Tuesday, June 10, 2008


Review: The Spiderwick Chronicles
1 star (out of 5)
by R. Kurt Osenlund

Now that J.K. Rowling has closed the gates to Hogwart’s, and Peter Jackson’s Lord of the Rings films are lining bargain bins at Wal-Mart, I often worry for the dreamers of today’s younger generation. To borrow the words of a friend, I was born addicted to fantasy, and when I was growing up, carefully crafted films like The Neverending Story, Jim Henson’s Labyrinth and The Dark Crystal, and Ron Howard’s Willow captured my imagination and came out sporadically, making me savor them that much more. These days, in a post Rowling/Jackson world, fantasy flicks are cranked out of the Hollywood studio machine like sausages, in the hopes of cashing a big, pixie-dusted paycheck. Nickelodeon Films’ The Spiderwick Chronicles is the latest $100 million link to come off of the assembly line, and as far as this reviewer is concerned, it could have been entitled The Spiderwick Chronicles of Narnia: The Lion, The Water Horse, and The Bridge to the Golden Compass.
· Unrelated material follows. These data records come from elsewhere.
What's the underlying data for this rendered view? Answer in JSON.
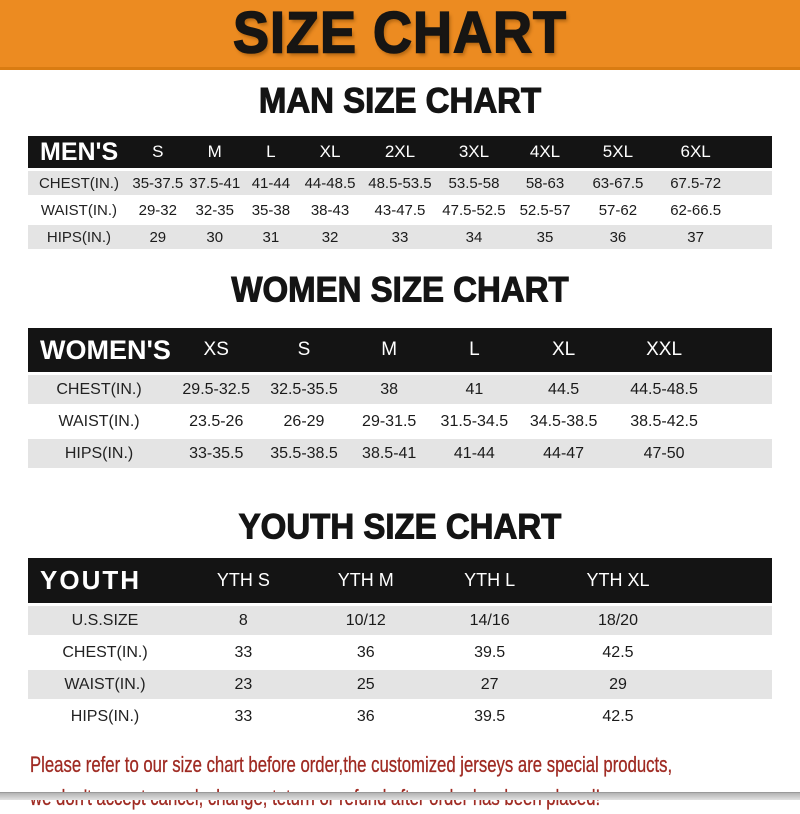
{
  "banner": {
    "title": "SIZE CHART",
    "bg_color": "#EC8B21",
    "text_color": "#171513"
  },
  "sections": [
    {
      "id": "men",
      "heading": "MAN SIZE CHART",
      "table_label": "MEN'S",
      "columns": [
        "S",
        "M",
        "L",
        "XL",
        "2XL",
        "3XL",
        "4XL",
        "5XL",
        "6XL"
      ],
      "rows": [
        {
          "label": "CHEST(IN.)",
          "values": [
            "35-37.5",
            "37.5-41",
            "41-44",
            "44-48.5",
            "48.5-53.5",
            "53.5-58",
            "58-63",
            "63-67.5",
            "67.5-72"
          ]
        },
        {
          "label": "WAIST(IN.)",
          "values": [
            "29-32",
            "32-35",
            "35-38",
            "38-43",
            "43-47.5",
            "47.5-52.5",
            "52.5-57",
            "57-62",
            "62-66.5"
          ]
        },
        {
          "label": "HIPS(IN.)",
          "values": [
            "29",
            "30",
            "31",
            "32",
            "33",
            "34",
            "35",
            "36",
            "37"
          ]
        }
      ]
    },
    {
      "id": "women",
      "heading": "WOMEN SIZE CHART",
      "table_label": "WOMEN'S",
      "columns": [
        "XS",
        "S",
        "M",
        "L",
        "XL",
        "XXL"
      ],
      "rows": [
        {
          "label": "CHEST(IN.)",
          "values": [
            "29.5-32.5",
            "32.5-35.5",
            "38",
            "41",
            "44.5",
            "44.5-48.5"
          ]
        },
        {
          "label": "WAIST(IN.)",
          "values": [
            "23.5-26",
            "26-29",
            "29-31.5",
            "31.5-34.5",
            "34.5-38.5",
            "38.5-42.5"
          ]
        },
        {
          "label": "HIPS(IN.)",
          "values": [
            "33-35.5",
            "35.5-38.5",
            "38.5-41",
            "41-44",
            "44-47",
            "47-50"
          ]
        }
      ]
    },
    {
      "id": "youth",
      "heading": "YOUTH SIZE CHART",
      "table_label": "YOUTH",
      "columns": [
        "YTH S",
        "YTH M",
        "YTH L",
        "YTH XL"
      ],
      "rows": [
        {
          "label": "U.S.SIZE",
          "values": [
            "8",
            "10/12",
            "14/16",
            "18/20"
          ]
        },
        {
          "label": "CHEST(IN.)",
          "values": [
            "33",
            "36",
            "39.5",
            "42.5"
          ]
        },
        {
          "label": "WAIST(IN.)",
          "values": [
            "23",
            "25",
            "27",
            "29"
          ]
        },
        {
          "label": "HIPS(IN.)",
          "values": [
            "33",
            "36",
            "39.5",
            "42.5"
          ]
        }
      ]
    }
  ],
  "footer": {
    "lines": [
      "Please refer to our size chart before order,the customized jerseys are special products,",
      "we don't accept cancel, change, teturn or refund after order has been placed!"
    ],
    "text_color": "#9F2A22"
  },
  "row_stripe_color": "#E4E4E4",
  "header_bar_color": "#141414"
}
While I’m unfamiliar with author Holly Black and illustrator Tony DiTerlizzi’s series of books on which the movie is based, I’d be willing to bet director Mark Waters’ (Mean Girls, Freaky Friday) screen version doesn’t do them much justice. No matter how many times stories about fairies, dwarves, and unicorns are regurgitated through the world of children’s literature, they’ll always work because they enable youth to envision a place that exists beyond their iPods (a device that actually makes a funny cameo in Spiderwick). To adapt these stories for the cinema with the same sparkle with which they were written is the tricky part, and Waters’ attempt fails to shine brightly. He condenses their four-volume tome - which, in a nutshell, is about three siblings who must protect their late, great, great uncle’s charmed journal in order to save our world and an unseen mystical realm from a group of angry goblins – into one, 97-minute feature, and that might be the film’s biggest pitfall.

We meet twins Jared and Simon Grace (child star-of-the-moment Freddie Highmore in a dual role) and their sister Mallory (Sarah Bolger) as they and their mother (Mary Louise Parker) are moving into an eerie old house after leaving their life in New York. The secluded estate is the former home of the uncle, Arthur Spiderwick, who discovered a magical world of good and evil creatures just outside his door and recorded everything he found in a leather-bound “field guide.” The family is coping with Mom and Dad’s messy divorce, among other things, and the dynamics on display there are wholly believable. It’s once the adventurous Jared becomes hip to Arthur’s findings – which is the movie’s bread and butter – that things start to slip, and they never truly regain traction.

What’s at stake in Spiderwick doesn’t feel particularly epic, and by the time the story reaches its climax, the sensation of having been on a journey with these characters doesn’t register (an element that is vital for films of this type). On the page, Black’s words and DiTerlizzi’s drawings may have achieved this; but on the screen, Waters swiftly introduces us to a handful of fantastical things, then jumps into the mission to save them without making us care. The rest is just a platform for satisfactory but lackluster special effects.

On the plus side, one of my favorite things about movies like this is that they serve as an outlet for promising young actors to display their talents. Highmore, so great in 2004’s Finding Neverland, has reached that awkward stage of adolescence between child star and mature performer, a transition not every actor can achieve with grace (hello, Haley Joel Osment). Bolger, however, shows that her great turn as one of the daughters in Jim Sheridan’s In America from 2003 was no fluke. Genuine and poised, her performance is the best in the film because she’s the only one who looks like she’s enjoying herself. Parker, who’s too good for a bad movie, breezes through her scenes, as does David Strathairn as Spiderwick and Joan Plowright as his aged daughter. But Bolger knows just how to handle the material, and has a blast. Had the rest of the movie expressed her same focus and enthusiasm, we may have as well.

I know what you’re thinking: too critical for a family film, right? Well, consider this: I thought that Disney (and Pixar)’s Ratatouille was one of the finest films of last year, and that their adorably funny homage Enchanted wasn’t far behind. The best children’s movies are those that don’t treat their viewers like children, but like a legitimate audience. The Spiderwick Chronicles falls short of that, and it expects us to believe in a world full of impossible sights and sounds without truly investing us in that world. The film is suitable for families (despite some frightening sequences, crude elements, and some unwelcome innuendos of harsh language), and fans of the books will ultimately have the last word, but I would advise young visionaries and their parents to steer clear and wait for a sausage link of better quality.